Rex Ryan has said a lot of things since taking over as Jets coach, many of which elicited howls from a football world used to a more circumspect public persona from their coaches.
Personal opinions will vary, but it has been hard to get too torn up about Ryan choosing to treat the game of football as something less sacred than the funeral that his peers seem to think that it is. His other headline grabbers -- giving the finger to Miami fans at a UFC event and the foot fetish videos -- have generated plenty of attention, but again, it's hard to feel like Ryan crossed any kind of a line.
That changed on Wednesday, though. Ryan was speaking with reporters on Wednesday when he was asked about Cowboys fans coming to the game on Sunday night.
"I don’t know why they’d be here. They’re coming into our stadium, it’s probably not recommended that you wear Cowboys stuff, I would think."
There's absolutely no reason to think that Ryan is calling for anything violent or untoward to happen to people wearing Cowboys gear. That said, he isn't really making it sound like he would be too upset if something did happen along those lines and that is a terrible message to send.
It is a terrible message to send in a year that's seen a San Francisco Giants fan beaten into a coma at a Dodgers game as well as shooting between Raiders and 49ers fans at a preseason game. It's a terrible message to send to a fan base that has historically had a hard time behaving itself at the stadium, especially when they are playing night games that allow them extra time to fuel up with alcohol.
And it is particularly terrible to send the message in advance of a game being played on the 10th anniversary of 9/11. The NFL and the Jets might be going a bit overboard in their attempt to tie themselves into the national remembrance of the day, but if they are going to go that route they should, at the very least, insist that the spirit be carried out throughout the event.

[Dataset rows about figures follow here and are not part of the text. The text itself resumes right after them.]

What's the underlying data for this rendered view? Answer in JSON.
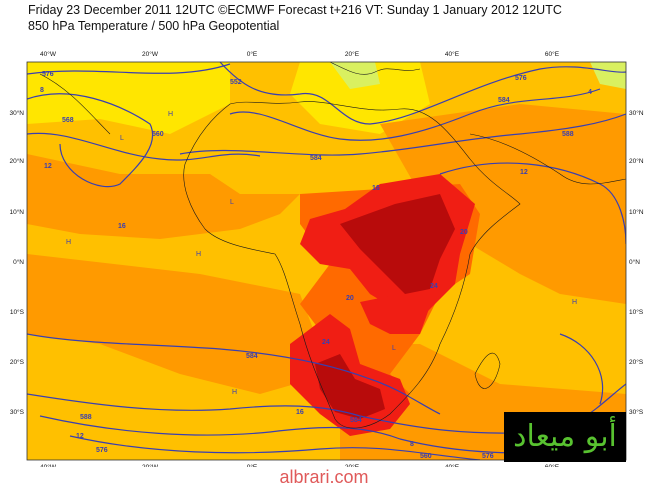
{
  "header": {
    "line1": "Friday 23 December 2011 12UTC ©ECMWF Forecast t+216 VT: Sunday 1 January 2012 12UTC",
    "line2": "850 hPa Temperature / 500 hPa Geopotential"
  },
  "map": {
    "lon_labels": [
      "40°W",
      "20°W",
      "0°E",
      "20°E",
      "40°E",
      "60°E"
    ],
    "lat_labels": [
      "30°N",
      "20°N",
      "10°N",
      "0°N",
      "10°S",
      "20°S",
      "30°S"
    ],
    "geopotential_labels": [
      "576",
      "568",
      "560",
      "552",
      "584",
      "576",
      "584",
      "588",
      "584",
      "588",
      "576",
      "584",
      "560",
      "576"
    ],
    "temperature_labels": [
      "8",
      "12",
      "16",
      "16",
      "20",
      "24",
      "24",
      "20",
      "12",
      "12",
      "16",
      "8",
      "4"
    ],
    "pressure_centers": [
      "H",
      "L",
      "H",
      "L",
      "H",
      "L",
      "H",
      "H"
    ],
    "colors": {
      "cold": "#ffe600",
      "mild": "#ffc000",
      "warm": "#ff9a00",
      "hot": "#ff6a00",
      "very_hot": "#f01e14",
      "extreme": "#b80b0b",
      "contour": "#3a3fb0"
    }
  },
  "watermark": {
    "logo_text": "أبو ميعاد",
    "site": "albrari.com"
  }
}
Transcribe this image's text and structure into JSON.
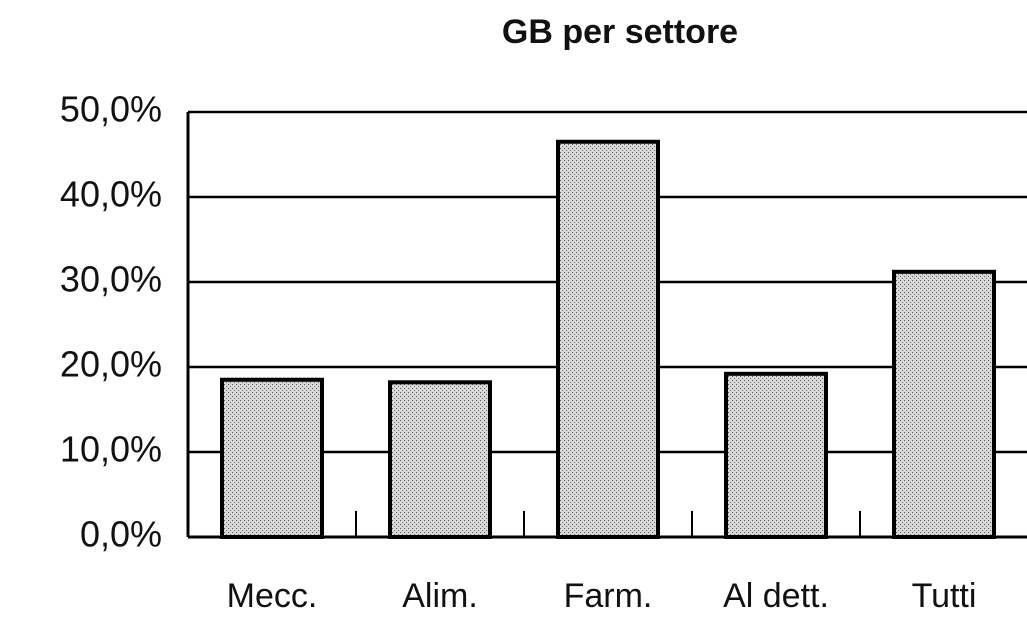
{
  "chart_data": {
    "type": "bar",
    "title": "GB per settore",
    "categories": [
      "Mecc.",
      "Alim.",
      "Farm.",
      "Al dett.",
      "Tutti"
    ],
    "values": [
      18.5,
      18.2,
      46.5,
      19.2,
      31.2
    ],
    "color": "#c4c4c4",
    "ylim": [
      0,
      50
    ],
    "yticks": [
      {
        "value": 0,
        "label": "0,0%"
      },
      {
        "value": 10,
        "label": "10,0%"
      },
      {
        "value": 20,
        "label": "20,0%"
      },
      {
        "value": 30,
        "label": "30,0%"
      },
      {
        "value": 40,
        "label": "40,0%"
      },
      {
        "value": 50,
        "label": "50,0%"
      }
    ],
    "grid": true
  }
}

That means making it abundantly clear that there are far more important things in life than what football team you root for and whether or not you choose to advertise that fact on your t-shirt or hat. It's disturbing that the NFL and the Jets are going to ask a national television audience to embrace the memory of what happened on 9/11 and then turn around thirty seconds later and tell you it is okay to spit on the guy a few rows in front of you because he roots for the Cowboys.
Ryan had no malicious intent, but he still should have been more measured in his words. The NFL and the Jets should tell him so in no uncertain terms.